# Schools...



## apollo99 (Apr 2, 2008)

Hi...Just got a job offer in Dubai--probably moving in June.

I have 3 primary school kids. Based on the threads, ,blogs and websites, waitlist lines are long. 

A few questions:
1. What are the best schools for primary school? Somewhere in Jumeira perhaps. Was planning to live near the school of the kids, even if I need to travel for an hour to office.

2. What's a good place to live in? 

Thanks, guys. Have been enjoying reading the previous threads.


----------



## sgilli3 (Mar 23, 2008)

Schools are a very personal thing.
Its best to visit a few and then register at all the ones you liked. (and yes, most will have long wait lists, but mainly for the younger years)

There is no good/bad place to live in.
Every area has its pros + cons

Best thing is to work out where you will be working and work backwards from there.

Jumeriah is nice....but VERY,VERY expensive....hope you have a good housing allowance if thats where you are looking !!!


----------



## apollo99 (Apr 2, 2008)

Thanks, sgilli3.

Yes, we are intending to go on an initial visit to Dubai within the month, specifically for the schools, because that is the one that seems to be the major issue for now. 

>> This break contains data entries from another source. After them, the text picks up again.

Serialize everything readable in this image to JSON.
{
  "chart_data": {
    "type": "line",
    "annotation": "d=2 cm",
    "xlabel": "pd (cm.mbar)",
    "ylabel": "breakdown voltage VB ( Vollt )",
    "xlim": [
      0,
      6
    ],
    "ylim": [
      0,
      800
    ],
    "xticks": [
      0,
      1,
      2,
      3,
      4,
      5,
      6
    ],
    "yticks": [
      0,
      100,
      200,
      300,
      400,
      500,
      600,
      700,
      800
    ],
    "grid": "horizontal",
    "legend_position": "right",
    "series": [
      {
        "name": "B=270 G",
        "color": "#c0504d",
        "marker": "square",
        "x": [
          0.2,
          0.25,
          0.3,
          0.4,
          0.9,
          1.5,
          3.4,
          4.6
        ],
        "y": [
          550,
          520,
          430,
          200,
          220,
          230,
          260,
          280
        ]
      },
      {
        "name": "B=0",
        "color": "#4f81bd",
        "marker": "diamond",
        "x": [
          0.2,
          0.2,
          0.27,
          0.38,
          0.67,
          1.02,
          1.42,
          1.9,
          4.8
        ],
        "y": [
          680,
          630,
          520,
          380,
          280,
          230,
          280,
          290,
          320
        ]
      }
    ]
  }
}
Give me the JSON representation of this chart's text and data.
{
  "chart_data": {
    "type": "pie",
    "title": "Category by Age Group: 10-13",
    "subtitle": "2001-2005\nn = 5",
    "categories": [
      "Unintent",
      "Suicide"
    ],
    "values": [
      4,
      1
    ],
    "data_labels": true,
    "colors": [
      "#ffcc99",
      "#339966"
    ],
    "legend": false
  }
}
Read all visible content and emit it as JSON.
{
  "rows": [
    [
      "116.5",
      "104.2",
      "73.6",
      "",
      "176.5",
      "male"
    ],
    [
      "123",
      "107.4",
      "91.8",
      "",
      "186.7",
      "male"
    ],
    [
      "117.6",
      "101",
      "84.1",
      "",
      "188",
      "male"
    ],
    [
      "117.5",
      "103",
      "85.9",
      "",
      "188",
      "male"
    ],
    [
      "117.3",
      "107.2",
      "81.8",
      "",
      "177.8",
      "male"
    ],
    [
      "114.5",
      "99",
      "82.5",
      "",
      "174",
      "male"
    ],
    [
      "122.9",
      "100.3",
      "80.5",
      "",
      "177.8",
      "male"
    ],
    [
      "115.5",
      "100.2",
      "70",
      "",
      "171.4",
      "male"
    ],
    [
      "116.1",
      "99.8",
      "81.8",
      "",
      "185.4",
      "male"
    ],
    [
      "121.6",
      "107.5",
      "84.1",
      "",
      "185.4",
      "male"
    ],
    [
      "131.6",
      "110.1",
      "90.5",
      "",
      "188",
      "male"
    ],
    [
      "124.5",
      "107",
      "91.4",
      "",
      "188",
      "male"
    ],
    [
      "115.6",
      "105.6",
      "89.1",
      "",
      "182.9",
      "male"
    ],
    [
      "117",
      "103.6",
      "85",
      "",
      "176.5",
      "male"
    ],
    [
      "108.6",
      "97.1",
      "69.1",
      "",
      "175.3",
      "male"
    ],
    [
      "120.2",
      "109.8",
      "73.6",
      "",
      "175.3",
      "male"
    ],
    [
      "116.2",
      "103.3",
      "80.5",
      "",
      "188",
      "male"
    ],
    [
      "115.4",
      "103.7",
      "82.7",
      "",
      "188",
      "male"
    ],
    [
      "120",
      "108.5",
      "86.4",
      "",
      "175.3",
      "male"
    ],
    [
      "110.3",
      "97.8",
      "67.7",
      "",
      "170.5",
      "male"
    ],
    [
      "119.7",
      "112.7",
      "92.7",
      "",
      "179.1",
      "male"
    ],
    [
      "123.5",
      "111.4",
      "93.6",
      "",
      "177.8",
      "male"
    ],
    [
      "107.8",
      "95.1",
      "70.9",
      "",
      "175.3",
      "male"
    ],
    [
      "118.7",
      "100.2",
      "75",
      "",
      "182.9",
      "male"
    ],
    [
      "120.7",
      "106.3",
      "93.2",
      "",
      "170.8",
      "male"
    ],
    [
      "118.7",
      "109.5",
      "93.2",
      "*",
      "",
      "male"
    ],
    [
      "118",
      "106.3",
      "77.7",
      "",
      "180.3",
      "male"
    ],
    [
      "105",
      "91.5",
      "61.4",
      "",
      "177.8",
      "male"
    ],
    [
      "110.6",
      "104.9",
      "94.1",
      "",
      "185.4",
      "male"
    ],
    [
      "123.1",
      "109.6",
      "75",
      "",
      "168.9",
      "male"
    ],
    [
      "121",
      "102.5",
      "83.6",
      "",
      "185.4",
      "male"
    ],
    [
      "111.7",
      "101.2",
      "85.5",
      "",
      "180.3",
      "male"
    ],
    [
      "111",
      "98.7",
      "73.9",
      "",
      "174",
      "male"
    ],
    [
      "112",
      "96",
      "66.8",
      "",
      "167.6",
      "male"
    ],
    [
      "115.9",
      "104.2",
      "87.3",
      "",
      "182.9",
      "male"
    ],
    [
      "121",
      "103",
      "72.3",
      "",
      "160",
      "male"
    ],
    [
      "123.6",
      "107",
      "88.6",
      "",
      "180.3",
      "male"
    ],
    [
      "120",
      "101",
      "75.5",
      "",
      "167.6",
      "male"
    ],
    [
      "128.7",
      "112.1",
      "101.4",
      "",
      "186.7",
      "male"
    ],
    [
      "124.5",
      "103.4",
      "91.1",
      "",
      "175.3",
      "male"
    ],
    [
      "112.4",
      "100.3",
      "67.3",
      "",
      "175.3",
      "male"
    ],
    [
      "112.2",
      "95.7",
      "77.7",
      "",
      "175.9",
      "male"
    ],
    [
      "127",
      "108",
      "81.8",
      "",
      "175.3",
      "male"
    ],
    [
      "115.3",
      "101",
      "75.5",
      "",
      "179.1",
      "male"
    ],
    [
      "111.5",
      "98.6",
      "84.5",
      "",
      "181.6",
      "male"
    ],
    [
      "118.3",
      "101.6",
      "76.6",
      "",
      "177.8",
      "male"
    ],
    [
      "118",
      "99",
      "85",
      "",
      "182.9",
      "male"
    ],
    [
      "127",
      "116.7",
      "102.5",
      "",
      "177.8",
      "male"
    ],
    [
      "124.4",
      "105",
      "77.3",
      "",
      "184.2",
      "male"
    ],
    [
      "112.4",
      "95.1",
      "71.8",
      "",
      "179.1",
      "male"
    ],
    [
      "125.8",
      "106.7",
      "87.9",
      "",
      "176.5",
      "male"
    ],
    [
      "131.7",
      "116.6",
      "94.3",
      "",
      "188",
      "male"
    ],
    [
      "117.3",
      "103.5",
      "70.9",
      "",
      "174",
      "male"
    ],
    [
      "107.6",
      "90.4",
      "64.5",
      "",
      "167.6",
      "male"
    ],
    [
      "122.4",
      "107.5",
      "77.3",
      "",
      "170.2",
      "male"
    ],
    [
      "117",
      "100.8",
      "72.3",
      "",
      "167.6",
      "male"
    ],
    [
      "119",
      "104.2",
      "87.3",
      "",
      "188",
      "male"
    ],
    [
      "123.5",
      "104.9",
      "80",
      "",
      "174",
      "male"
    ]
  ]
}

We are partial to the American system, and somebody suggested the ASD (with the website said has mile-long waitlists), Dubai International Academy, and Dubai American Academy. Does anyone have any comments about these schools? 

At this point, we'll just find housing wherever we could find schools for the kids--even if it means I have to travel to work. 

Very helpful forum. Thanks.


----------



## Geordie Armani (Jan 24, 2008)

BSME: British Schools in the Middle East I have this list of British Schools but I dont have one for American Schools, sorry.


----------